Plenary talk: Rethinking Optimization through Hypergraphs
Hypergraphs extend graphs by allowing hyperedges to connect any number of nodes, naturally capturing higher-order relationships. This talk presents three lines of work that leverage hypergraphs for optimization. First, we formulate team formation--assigning agents to tasks under energy constraints--as a constrained hypergraph discovery problem, maximizing resilience via the algebraic connectivity of the hypergraph Laplacian. A constrained simulated annealing algorithm outperforms greedy baselines on scientific collaboration datasets. Second, we show that edge-dependent vertex weight hypergraphs offer a richer representation for domains such as single-cell RNA sequencing, where random walks on a hypergraph (with cells as nodes and genes as hyperedges) yield cell embeddings that improve clustering compared to standard co-expression graphs. Third, we introduce HypOp, a distributed learning-based solver for constrained combinatorial optimization that models problems as constraint hypergraphs and uses hypergraph neural networks to find solutions. HypOp achieves competitive performance with significantly lower runtime than simulated annealing and gradient descent baselines, scales through federated distributed training, and supports transfer learning across different optimization problems on the same graph. Together, these results demonstrate that rethinking optimization through hypergraphs enables more expressive representations, more resilient solutions, and more scalable algorithms.
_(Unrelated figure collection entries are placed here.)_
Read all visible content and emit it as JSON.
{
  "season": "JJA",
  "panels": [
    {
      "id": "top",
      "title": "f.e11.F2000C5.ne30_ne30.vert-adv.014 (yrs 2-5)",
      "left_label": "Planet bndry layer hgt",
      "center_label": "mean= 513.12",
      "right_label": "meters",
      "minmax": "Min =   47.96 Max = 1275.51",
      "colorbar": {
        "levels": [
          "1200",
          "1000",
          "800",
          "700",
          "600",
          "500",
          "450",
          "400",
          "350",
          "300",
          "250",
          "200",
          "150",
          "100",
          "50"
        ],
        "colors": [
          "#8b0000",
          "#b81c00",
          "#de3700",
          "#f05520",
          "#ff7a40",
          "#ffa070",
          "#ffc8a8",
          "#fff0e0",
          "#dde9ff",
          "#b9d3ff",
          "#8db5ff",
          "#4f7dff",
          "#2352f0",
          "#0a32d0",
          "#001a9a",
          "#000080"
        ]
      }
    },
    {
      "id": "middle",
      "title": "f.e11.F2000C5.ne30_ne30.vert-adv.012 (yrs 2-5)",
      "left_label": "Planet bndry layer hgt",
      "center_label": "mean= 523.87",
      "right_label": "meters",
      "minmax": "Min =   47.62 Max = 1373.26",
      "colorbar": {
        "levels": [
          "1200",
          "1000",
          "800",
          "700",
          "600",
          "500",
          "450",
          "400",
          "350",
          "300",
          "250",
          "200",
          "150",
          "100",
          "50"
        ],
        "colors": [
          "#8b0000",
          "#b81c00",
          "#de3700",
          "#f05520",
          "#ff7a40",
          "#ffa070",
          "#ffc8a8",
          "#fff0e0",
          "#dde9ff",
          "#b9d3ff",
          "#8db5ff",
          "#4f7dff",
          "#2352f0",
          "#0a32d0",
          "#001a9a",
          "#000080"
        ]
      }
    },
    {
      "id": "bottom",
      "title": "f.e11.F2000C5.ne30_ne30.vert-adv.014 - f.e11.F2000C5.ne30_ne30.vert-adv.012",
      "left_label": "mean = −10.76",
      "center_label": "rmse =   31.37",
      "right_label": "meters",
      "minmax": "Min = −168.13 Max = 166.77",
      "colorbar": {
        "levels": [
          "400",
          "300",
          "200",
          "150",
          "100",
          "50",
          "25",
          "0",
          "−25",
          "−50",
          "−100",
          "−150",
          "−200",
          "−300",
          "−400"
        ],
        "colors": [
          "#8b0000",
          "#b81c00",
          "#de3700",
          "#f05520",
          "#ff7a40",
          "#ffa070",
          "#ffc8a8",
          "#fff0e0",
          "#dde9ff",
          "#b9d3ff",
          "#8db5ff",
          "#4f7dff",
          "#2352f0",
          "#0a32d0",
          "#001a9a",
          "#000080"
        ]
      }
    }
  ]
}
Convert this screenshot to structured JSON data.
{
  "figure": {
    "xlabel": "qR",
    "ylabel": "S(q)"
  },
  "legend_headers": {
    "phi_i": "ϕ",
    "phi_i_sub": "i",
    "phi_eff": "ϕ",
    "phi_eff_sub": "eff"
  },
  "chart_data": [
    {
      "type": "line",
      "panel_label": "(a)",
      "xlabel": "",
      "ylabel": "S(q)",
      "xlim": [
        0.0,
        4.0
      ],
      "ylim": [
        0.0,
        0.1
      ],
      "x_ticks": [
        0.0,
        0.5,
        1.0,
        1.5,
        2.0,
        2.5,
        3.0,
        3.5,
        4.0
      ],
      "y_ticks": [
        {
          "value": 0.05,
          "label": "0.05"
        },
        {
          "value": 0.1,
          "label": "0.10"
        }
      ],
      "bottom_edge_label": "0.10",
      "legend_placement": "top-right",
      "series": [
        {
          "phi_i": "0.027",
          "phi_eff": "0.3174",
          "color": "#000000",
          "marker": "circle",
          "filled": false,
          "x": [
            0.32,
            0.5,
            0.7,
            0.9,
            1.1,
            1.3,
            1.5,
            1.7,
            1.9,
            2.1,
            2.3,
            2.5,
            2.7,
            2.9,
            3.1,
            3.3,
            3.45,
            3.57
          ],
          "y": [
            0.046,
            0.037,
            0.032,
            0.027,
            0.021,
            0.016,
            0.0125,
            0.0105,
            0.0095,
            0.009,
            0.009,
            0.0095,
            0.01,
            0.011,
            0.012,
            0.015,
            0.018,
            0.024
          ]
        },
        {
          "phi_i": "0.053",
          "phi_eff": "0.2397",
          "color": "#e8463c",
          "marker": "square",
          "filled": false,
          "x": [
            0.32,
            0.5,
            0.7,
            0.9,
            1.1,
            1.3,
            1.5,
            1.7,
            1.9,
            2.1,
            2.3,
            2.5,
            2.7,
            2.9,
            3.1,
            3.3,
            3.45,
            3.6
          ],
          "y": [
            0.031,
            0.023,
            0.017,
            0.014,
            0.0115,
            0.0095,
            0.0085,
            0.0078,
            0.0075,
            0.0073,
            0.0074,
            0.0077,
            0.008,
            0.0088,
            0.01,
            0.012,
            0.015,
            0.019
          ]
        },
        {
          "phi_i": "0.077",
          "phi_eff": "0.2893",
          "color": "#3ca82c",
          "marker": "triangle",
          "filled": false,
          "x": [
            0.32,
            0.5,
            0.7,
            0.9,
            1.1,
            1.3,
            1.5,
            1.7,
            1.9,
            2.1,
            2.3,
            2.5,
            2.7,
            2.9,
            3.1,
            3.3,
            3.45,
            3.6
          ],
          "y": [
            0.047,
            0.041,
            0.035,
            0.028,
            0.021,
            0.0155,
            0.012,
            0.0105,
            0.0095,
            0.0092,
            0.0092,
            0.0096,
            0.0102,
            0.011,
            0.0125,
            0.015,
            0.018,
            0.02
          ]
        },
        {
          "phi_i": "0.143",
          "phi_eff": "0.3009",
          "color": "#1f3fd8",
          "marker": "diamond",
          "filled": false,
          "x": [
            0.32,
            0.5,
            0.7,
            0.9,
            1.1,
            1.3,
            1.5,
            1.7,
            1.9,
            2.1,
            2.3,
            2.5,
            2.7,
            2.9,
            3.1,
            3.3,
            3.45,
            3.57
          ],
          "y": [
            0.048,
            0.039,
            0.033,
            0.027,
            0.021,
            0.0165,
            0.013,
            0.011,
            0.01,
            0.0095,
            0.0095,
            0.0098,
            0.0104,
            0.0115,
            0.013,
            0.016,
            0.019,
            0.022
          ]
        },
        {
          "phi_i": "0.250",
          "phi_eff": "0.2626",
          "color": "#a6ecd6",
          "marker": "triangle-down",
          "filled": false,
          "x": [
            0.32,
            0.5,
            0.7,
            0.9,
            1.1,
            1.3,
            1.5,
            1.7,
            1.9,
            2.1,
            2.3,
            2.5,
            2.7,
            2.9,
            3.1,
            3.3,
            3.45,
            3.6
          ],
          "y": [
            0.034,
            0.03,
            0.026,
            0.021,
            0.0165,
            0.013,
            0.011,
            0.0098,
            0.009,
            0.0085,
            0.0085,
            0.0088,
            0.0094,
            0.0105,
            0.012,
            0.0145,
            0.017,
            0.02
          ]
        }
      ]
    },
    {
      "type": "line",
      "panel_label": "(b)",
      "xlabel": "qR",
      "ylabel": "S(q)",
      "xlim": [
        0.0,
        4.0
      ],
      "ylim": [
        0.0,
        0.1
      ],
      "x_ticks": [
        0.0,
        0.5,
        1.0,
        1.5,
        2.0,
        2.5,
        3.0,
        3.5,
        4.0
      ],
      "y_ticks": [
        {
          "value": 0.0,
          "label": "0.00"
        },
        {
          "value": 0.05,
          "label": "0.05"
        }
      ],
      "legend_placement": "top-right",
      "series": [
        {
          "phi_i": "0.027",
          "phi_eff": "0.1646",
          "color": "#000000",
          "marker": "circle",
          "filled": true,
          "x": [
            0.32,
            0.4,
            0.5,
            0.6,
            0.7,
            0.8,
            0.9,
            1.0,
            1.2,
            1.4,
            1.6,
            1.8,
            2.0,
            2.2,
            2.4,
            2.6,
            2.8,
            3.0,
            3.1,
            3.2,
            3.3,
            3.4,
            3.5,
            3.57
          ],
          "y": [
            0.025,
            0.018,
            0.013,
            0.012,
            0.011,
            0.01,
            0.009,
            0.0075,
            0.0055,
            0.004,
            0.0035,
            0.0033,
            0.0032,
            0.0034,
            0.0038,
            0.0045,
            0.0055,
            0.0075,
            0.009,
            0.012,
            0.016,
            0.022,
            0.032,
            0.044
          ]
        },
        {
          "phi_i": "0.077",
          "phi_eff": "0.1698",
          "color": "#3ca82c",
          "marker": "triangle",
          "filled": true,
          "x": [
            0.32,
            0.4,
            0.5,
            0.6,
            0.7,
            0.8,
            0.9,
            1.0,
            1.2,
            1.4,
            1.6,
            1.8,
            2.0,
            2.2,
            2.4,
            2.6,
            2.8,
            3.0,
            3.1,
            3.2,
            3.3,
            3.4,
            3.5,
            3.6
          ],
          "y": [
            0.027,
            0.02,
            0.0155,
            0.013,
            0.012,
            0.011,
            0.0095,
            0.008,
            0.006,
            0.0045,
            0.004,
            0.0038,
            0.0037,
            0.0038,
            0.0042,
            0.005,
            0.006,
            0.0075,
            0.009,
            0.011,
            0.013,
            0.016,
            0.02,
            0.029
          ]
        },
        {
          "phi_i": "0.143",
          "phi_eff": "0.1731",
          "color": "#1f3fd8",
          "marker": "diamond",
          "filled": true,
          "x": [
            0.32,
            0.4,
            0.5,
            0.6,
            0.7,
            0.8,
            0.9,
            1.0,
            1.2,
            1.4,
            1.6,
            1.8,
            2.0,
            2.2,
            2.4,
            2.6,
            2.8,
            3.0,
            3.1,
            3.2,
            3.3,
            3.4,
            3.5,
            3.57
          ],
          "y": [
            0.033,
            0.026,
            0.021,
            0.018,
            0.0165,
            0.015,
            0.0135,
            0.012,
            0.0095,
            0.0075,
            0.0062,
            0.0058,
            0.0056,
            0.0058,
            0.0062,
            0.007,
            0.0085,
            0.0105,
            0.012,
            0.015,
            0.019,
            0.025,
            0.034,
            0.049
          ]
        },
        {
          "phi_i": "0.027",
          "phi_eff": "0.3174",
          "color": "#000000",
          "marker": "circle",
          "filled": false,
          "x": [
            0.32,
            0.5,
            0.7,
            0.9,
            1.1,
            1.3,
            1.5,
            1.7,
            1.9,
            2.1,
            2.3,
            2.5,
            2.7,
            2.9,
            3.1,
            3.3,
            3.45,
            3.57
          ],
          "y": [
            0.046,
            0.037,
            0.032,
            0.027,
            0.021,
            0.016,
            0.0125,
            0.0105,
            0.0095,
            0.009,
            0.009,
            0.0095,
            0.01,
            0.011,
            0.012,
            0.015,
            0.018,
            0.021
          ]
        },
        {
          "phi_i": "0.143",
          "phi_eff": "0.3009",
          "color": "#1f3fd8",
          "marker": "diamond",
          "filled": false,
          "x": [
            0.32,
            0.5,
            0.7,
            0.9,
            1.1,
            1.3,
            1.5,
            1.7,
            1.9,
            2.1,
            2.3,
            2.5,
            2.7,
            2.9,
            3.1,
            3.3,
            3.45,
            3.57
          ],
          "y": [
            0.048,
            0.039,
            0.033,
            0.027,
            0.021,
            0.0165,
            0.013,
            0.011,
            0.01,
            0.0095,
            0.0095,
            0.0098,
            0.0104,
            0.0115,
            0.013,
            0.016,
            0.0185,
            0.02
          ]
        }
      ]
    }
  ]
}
Bio: Tina Eliassi-Rad is a Professor of Computer Science and The Inaugural Joseph E. Aoun Chair at Northeastern University. She is also a core faculty member at Northeastern's Network Science Institute. In addition, she is an external faculty member at the Santa Fe Institute and the Vermont Complex Systems Institute. Prior to joining Northeastern, Tina was an Associate Professor of Computer Science at Rutgers University; and before that she was a member of technical staff and principal investigator at Lawrence Livermore National Laboratory. Tina earned her Ph.D. in Computer Sciences (with a minor in Mathematical Statistics) at the University of Wisconsin-Madison. Her research is at the intersection of data mining, machine learning, and network science. She has over 150 peer-reviewed publications (including a few best paper and best paper runner-up awards); and has given over 300 invited talks and 14 tutorials. Tina's work has been applied to personalized search on the World-Wide Web, statistical indices of large-scale scientific simulation data, fraud detection, mobile ad targeting, cyber situational awareness, drug discovery, democracy and online discourse, and ethics in machine learning. Her algorithms have been incorporated into systems used by governments and industry (e.g., IBM System G Graph Analytics), as well as open-source software (e.g., Stanford Network Analysis Project). Tina received an Outstanding Mentor Award from the U.S. Department of Energy's Office of Science in 2010, became an ISI Foundation Fellow in 2019, was named one of the 100 Brilliant Women in AI Ethics in 2021, received Northeastern University's Excellence in Research and Creative Activity Award in 2022, was awarded the Lagrange Prize in 2023, and was elected Fellow of the Network Science Society in 2023.